FOOL PLATE SPECIAL
An Investment Opinion
Yahoo! Makes Q3 Noise Dave Marino-Nachison (TMF Braden)
October 7, 1999
Shares of portal giant Yahoo! (Nasdaq: YHOO) leapt out of the starting box this morning after the company reported impressive third-quarter earnings last night.
The numbers were of the massive sort expected from Rule Makers, an exclusive Foolish club to which Yahoo! belongs. Here's a quick rundown of a few meaningful figures of various stripe: Revenues were up 134% to $155.1 million, gross profits expanded to 84.7% from 80.9%, and net income was $0.14 per share, up from $0.02 a year ago and handily beating Wall Street's $0.09 consensus estimate. A gaggle of brokerages upgraded the stock this morning.
On the balance sheet side, Yahoo! has $791 million in cash -- up from $638 million at the end of Q2 -- and no debt. (There's an awful lot of data in the company's press release, so it's probably not a bad idea to click here and check it out in full.)
When a company reports numbers like those, its executives just love those conference calls -- and you could almost hear a flush of arrogance as CFO Gary Valenzuela ran down the company's financial results, pronouncing "analysts' estimates" like he was spitting snake poison into the dirt.
With a blowout quarter hanging like a Colt pistol at his side, Chairman and CEO Tim Koogle was free to pontificate rather than dissect the nitty-gritty of his company's last three months. In so doing, he probably thrilled Tom Gardner's Rule Maker team by making sure investors fully understood his company's dedication to the continued domination of its slice of the world.
"You can rest assured that we are as paranoid and as focused as ever on extending our franchise worldwide and as far as possible," Koogle said. "We'll be relentless in serving our customers extremely well and taking as large a share of the market as possible."

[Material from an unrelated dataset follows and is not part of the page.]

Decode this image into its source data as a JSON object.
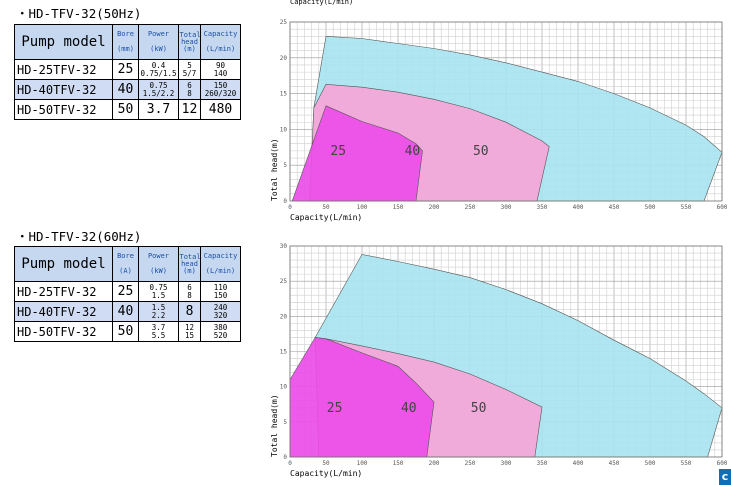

The key for companies like Yahoo! -- the Internet's top website in terms of unique visitors for August, according to Media Metrix -- is to broaden service offerings, increase accessibility, and deepen the amount of information in every category, all the while increasing brand awareness. Koogle wants his company to be everything to everyone on the Web, and as impossible as that may seem, no company is closer.
Koogle laid out six trends he believes will shape the evolution of the Web: a rapidly growing world market in terms of both users and spending; increased growth in available bandwidth and access; a trend toward multi-device and multi-network access; the rapid adaptation of Web-based enabled commerce worldwide; continued growth in integrated communications services; and a transition from distributed application software products to services.
"Yahoo! has strong positions in all these areas," Koogle said, "and it is our full intention to aggressively extend those positions."
It's international expansion that Koogle appeared most concerned with in last night's call, as he believes that for all of the untapped opportunity lingering in the U.S. there is even more overseas where the infrastructure and brands are less developed by comparison.
And although "international markets" sometimes seems like the latest 'Net buzzword meant to stir enthusiasm about potential growth, Yahoo! appears willing to spend to land foreign market access. In Q3, operating margins suffered when compared to last year's in part because of international efforts and the beefing-up of sales staff, according to the company.
"I think that all of you are beginning to see the power that a big brand, a truly direct global presence, and an integrated media, communication, and commerce platform can deliver," Koogle said. "The global service we have created... creates a business with inherent self-reinforcing scale and from which truly superior financial results can be derived if properly managed."
Judging not only by past results but by the company's apparent positioning and aggression, it would seem Yahoo! is on its way to delivering more results like the ones it turned in last night.